Doch wie schenken wir unsere Aufmerksamkeit so, dass sie ihre Kraft entfalten kann? Hier kommt die Wahrnehmung ins Spiel. Julischkas These ist: Der Akt des genauen Hinsehens auf jemanden oder etwas ist etwas so radikal Zugewandtes, dass er wenig Raum für Gleichgültigkeit oder Abwertung lässt. Verschiedene Techniken, die zum Teil aus dem Kontext der bildenden Kunst entlehnt sind, können uns dabei helfen. Sowohl Zeit als auch Aufmerksamkeit spielen im Bereich der Performance eine zentrale Rolle, ebenso wie Körper und Raum/Ort.
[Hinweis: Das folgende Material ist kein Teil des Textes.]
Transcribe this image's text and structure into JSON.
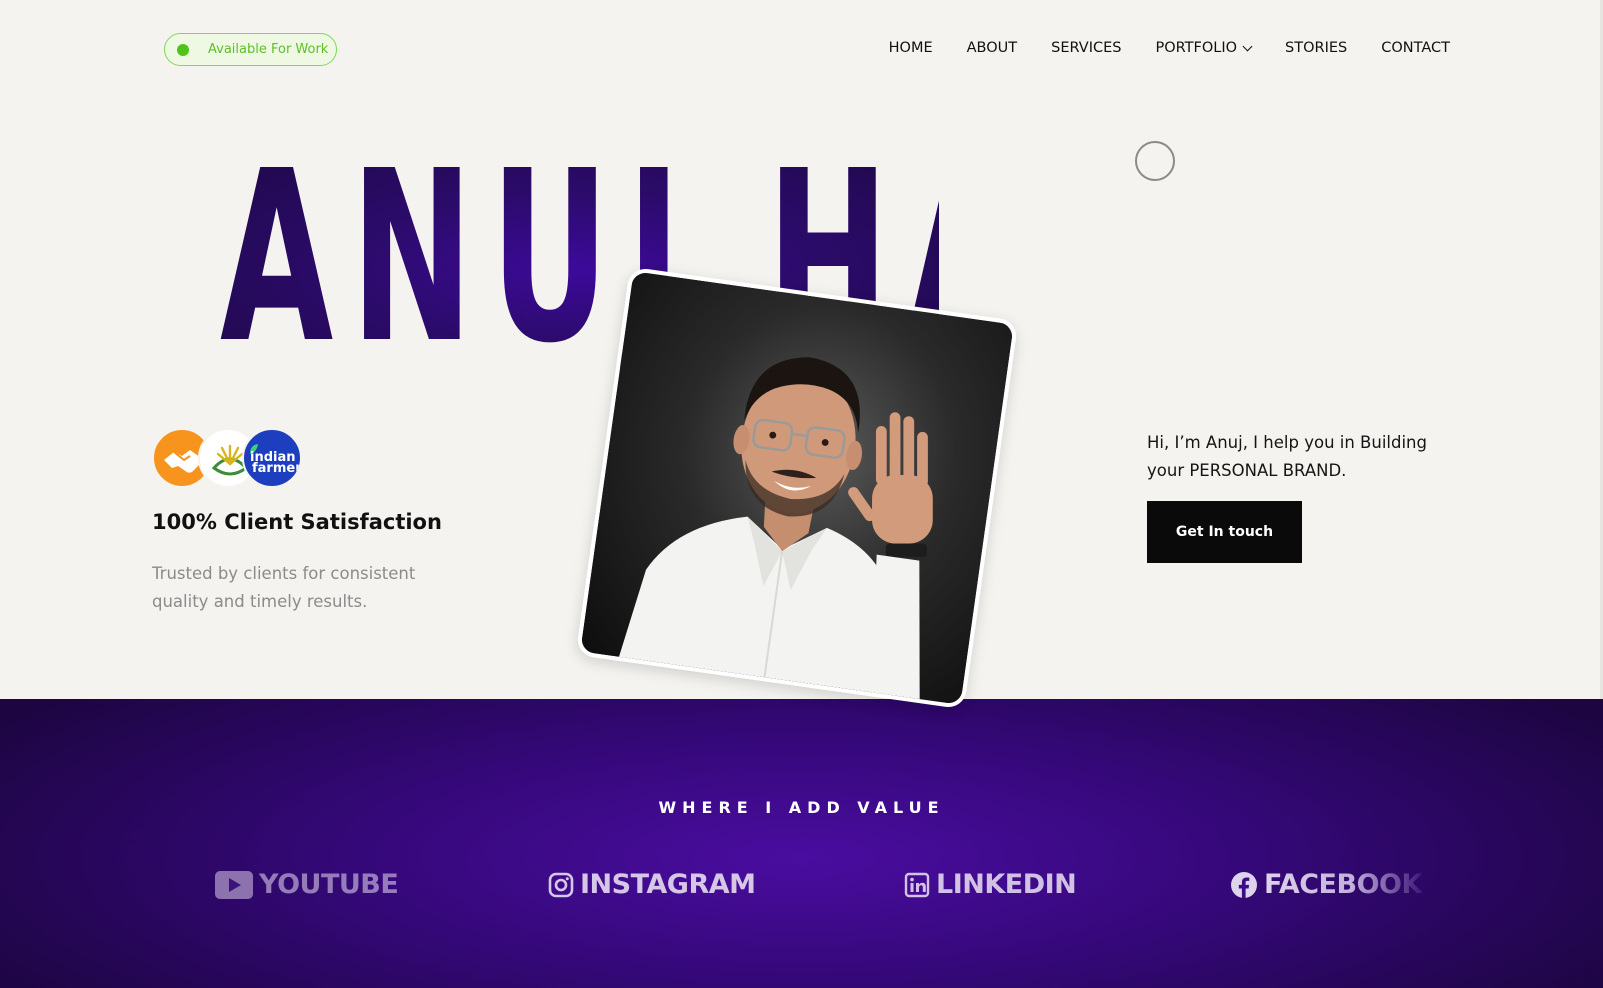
{
  "badge": {
    "label": "Available For Work"
  },
  "nav": {
    "items": [
      {
        "label": "HOME"
      },
      {
        "label": "ABOUT"
      },
      {
        "label": "SERVICES"
      },
      {
        "label": "PORTFOLIO"
      },
      {
        "label": "STORIES"
      },
      {
        "label": "CONTACT"
      }
    ]
  },
  "hero": {
    "name": "ANUJ HAJARI",
    "photo_icon": "portrait-photo"
  },
  "satisfaction": {
    "title": "100% Client Satisfaction",
    "description": "Trusted by clients for consistent quality and timely results.",
    "logos": [
      {
        "icon": "handshake-icon",
        "color": "#f7941d"
      },
      {
        "icon": "plant-logo-icon",
        "color": "#ffffff"
      },
      {
        "icon": "indian-farmer-logo",
        "text_top": "indian",
        "text_bottom": "farmer",
        "color": "#1d3fbf"
      }
    ]
  },
  "intro": {
    "text": "Hi, I’m Anuj, I help you in Building your PERSONAL BRAND.",
    "cta_label": "Get In touch"
  },
  "value_section": {
    "title": "WHERE I ADD VALUE",
    "platforms": [
      {
        "label": "YOUTUBE",
        "icon": "youtube-icon"
      },
      {
        "label": "INSTAGRAM",
        "icon": "instagram-icon"
      },
      {
        "label": "LINKEDIN",
        "icon": "linkedin-icon"
      },
      {
        "label": "FACEBOOK",
        "icon": "facebook-icon"
      }
    ]
  },
  "colors": {
    "background": "#f4f3ef",
    "brand_purple": "#2a0a66",
    "section_purple": "#3a0a88",
    "badge_green": "#4fc414",
    "cta_black": "#0a0a0a"
  }
}
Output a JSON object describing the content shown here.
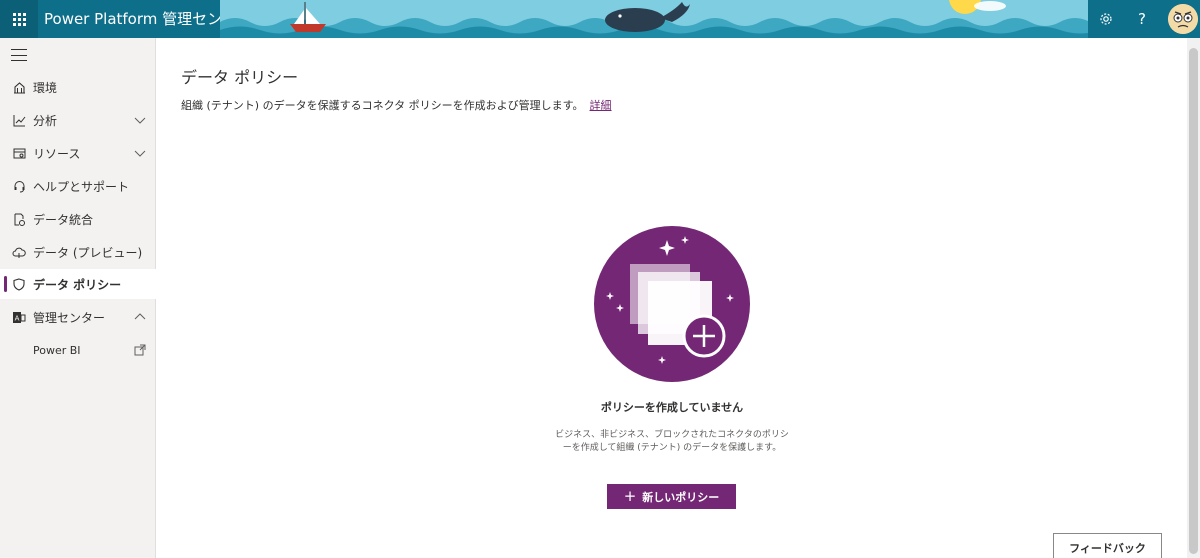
{
  "header": {
    "app_title": "Power Platform 管理センター",
    "help_label": "?",
    "icons": {
      "waffle": "app-launcher-icon",
      "settings": "gear-icon",
      "help": "help-icon",
      "avatar": "user-avatar"
    }
  },
  "sidebar": {
    "items": [
      {
        "label": "環境",
        "icon": "environment-icon"
      },
      {
        "label": "分析",
        "icon": "analytics-icon",
        "chevron": "down"
      },
      {
        "label": "リソース",
        "icon": "resources-icon",
        "chevron": "down"
      },
      {
        "label": "ヘルプとサポート",
        "icon": "headset-icon"
      },
      {
        "label": "データ統合",
        "icon": "data-integration-icon"
      },
      {
        "label": "データ (プレビュー)",
        "icon": "cloud-data-icon"
      },
      {
        "label": "データ ポリシー",
        "icon": "shield-icon",
        "active": true
      },
      {
        "label": "管理センター",
        "icon": "admin-center-icon",
        "chevron": "up"
      }
    ],
    "sub_items": [
      {
        "label": "Power BI",
        "icon": "external-link-icon"
      }
    ]
  },
  "main": {
    "title": "データ ポリシー",
    "description": "組織 (テナント) のデータを保護するコネクタ ポリシーを作成および管理します。",
    "details_link": "詳細",
    "empty_state": {
      "title": "ポリシーを作成していません",
      "description": "ビジネス、非ビジネス、ブロックされたコネクタのポリシーを作成して組織 (テナント) のデータを保護します。"
    },
    "new_policy_button": "新しいポリシー",
    "new_policy_plus": "+"
  },
  "feedback_button": "フィードバック",
  "colors": {
    "header_bg": "#0e6f8a",
    "accent": "#742774",
    "sidebar_bg": "#f3f2f1"
  }
}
Grund genug, sie gründlich und sorgfältig zu untersuchen.

Das Augenlicht ist zwar für viele Menschen der primäre, aber nicht der einzige Wahrnehmungssinn. Das Auge kann uns immer nur einen Teil der Geschichte erzählen. Um ein Objekt, einen Raum oder eine Person vollständig wahrzunehmen, um ihr ganzes Wesen zu erforschen, müssen wir alle unsere Sinne einsetzen. Jeder dieser Sinne liefert unterschiedliche Informationen. Es kann wirklich augenöffnend sein (Wortspiel beabsichtigt!), auf alles zu hören und vielleicht sogar einen anderen Sinn zum Haupterzähler der Geschichte werden zu lassen.
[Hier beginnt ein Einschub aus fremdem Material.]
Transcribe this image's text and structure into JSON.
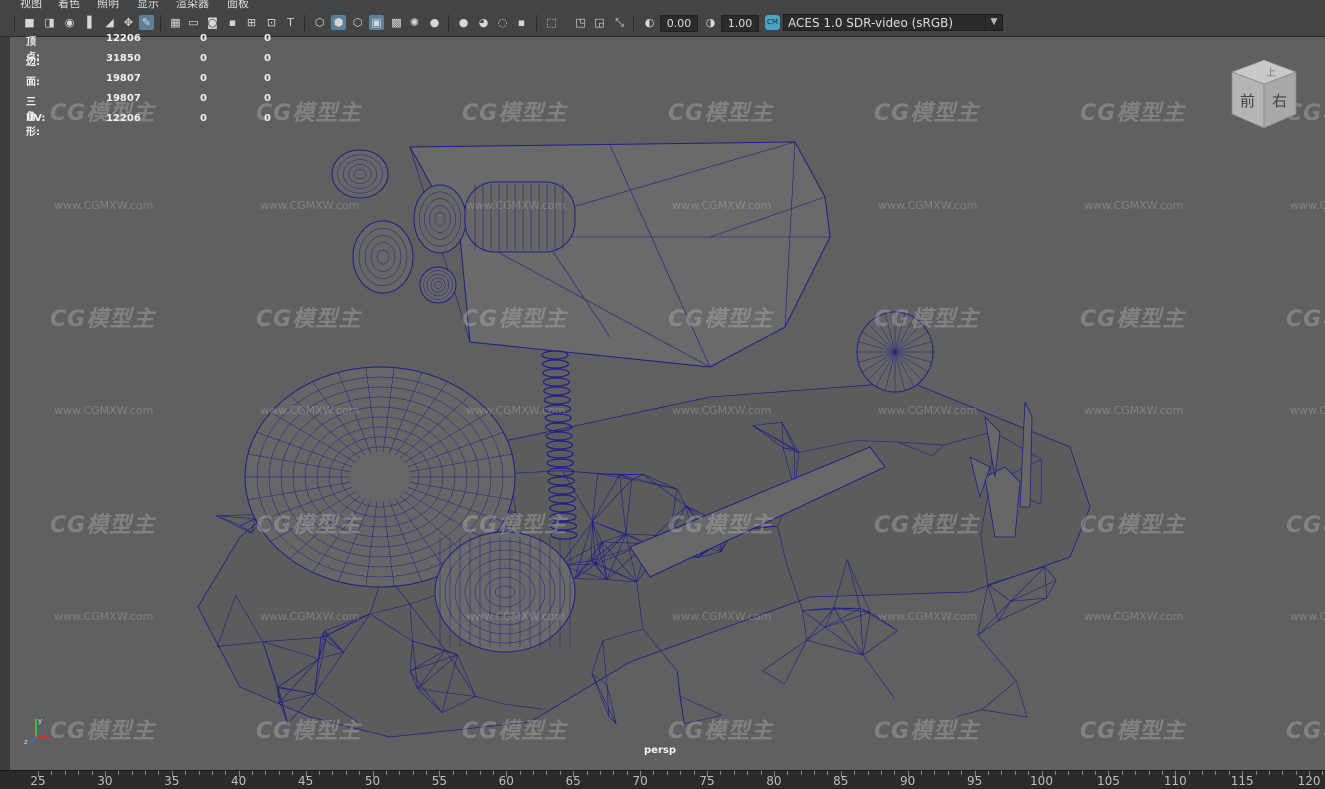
{
  "menu": [
    "视图",
    "着色",
    "照明",
    "显示",
    "渲染器",
    "面板"
  ],
  "toolbar": {
    "icons_group1": [
      "camera-icon",
      "camera-attr-icon",
      "bookmark-camera-icon",
      "bookmark-icon",
      "image-plane-icon",
      "grease-pencil-icon"
    ],
    "icons_group2": [
      "grid-icon",
      "film-gate-icon",
      "resolution-gate-icon",
      "gate-mask-icon",
      "field-chart-icon",
      "safe-action-icon",
      "safe-title-icon"
    ],
    "icons_group3": [
      "wireframe-icon",
      "smooth-shade-icon",
      "wireframe-on-shaded-icon",
      "default-material-icon",
      "textured-icon",
      "use-lights-icon",
      "shadows-icon"
    ],
    "icons_group4": [
      "screen-space-ao-icon",
      "motion-blur-icon",
      "anti-aliasing-icon",
      "depth-of-field-icon"
    ],
    "icons_group5": [
      "isolate-select-icon",
      "xray-icon",
      "xray-joints-icon",
      "backface-icon"
    ],
    "exposure_value": "0.00",
    "gamma_value": "1.00",
    "color_space": "ACES 1.0 SDR-video (sRGB)"
  },
  "hud": {
    "rows": [
      {
        "label": "顶点:",
        "v1": "12206",
        "v2": "0",
        "v3": "0"
      },
      {
        "label": "边:",
        "v1": "31850",
        "v2": "0",
        "v3": "0"
      },
      {
        "label": "面:",
        "v1": "19807",
        "v2": "0",
        "v3": "0"
      },
      {
        "label": "三角形:",
        "v1": "19807",
        "v2": "0",
        "v3": "0"
      },
      {
        "label": "UV:",
        "v1": "12206",
        "v2": "0",
        "v3": "0"
      }
    ]
  },
  "viewcube": {
    "top": "上",
    "front": "前",
    "right": "右"
  },
  "watermark": {
    "logo": "CG模型主",
    "url": "www.CGMXW.com"
  },
  "camera_label": "persp",
  "axis": {
    "x": "x",
    "y": "y",
    "z": "z"
  },
  "ruler": [
    "25",
    "30",
    "35",
    "40",
    "45",
    "50",
    "55",
    "60",
    "65",
    "70",
    "75",
    "80",
    "85",
    "90",
    "95",
    "100",
    "105",
    "110",
    "115",
    "120"
  ],
  "colors": {
    "wire": "#1e1e8c",
    "viewport_bg": "#606060",
    "active_icon": "#5d7f99"
  }
}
Im Laufe dieser drei Tage werden die Teilnehmer*innen multisensorische Erkundungen des (Innen-/Außen-)Raums sowie unserer (bekleideten/unbekleideten) Körper vornehmen, in die Dynamik des Schauens und Angeschaut-Werdens eintauchen, sich in genau geführten Settings gegenseitig als Material zur Verfügung stellen, Fragen an den/die Ort(e) stellen, den/die wir bewohnen, Aufzeichnungen machen (schriftliche, mentale oder visuelle Notizen) und üben, unsere Erfahrungen und Erkenntnisse zu verbalisieren. Es gibt Solo-, Duo- und Gruppenübungen.

Dieser Workshop ist stark inspiriert von Julischkas eigener Performance-Praxis, ihrer Vorliebe für ortsbezogene, kontextbezogene Arbeit, ihrer 18-jährigen Erfahrung als Aktmodell und ihrer lebenslangen Erfahrung, sich als queeres/kriminelles Subjekt durch die Welt zu bewegen.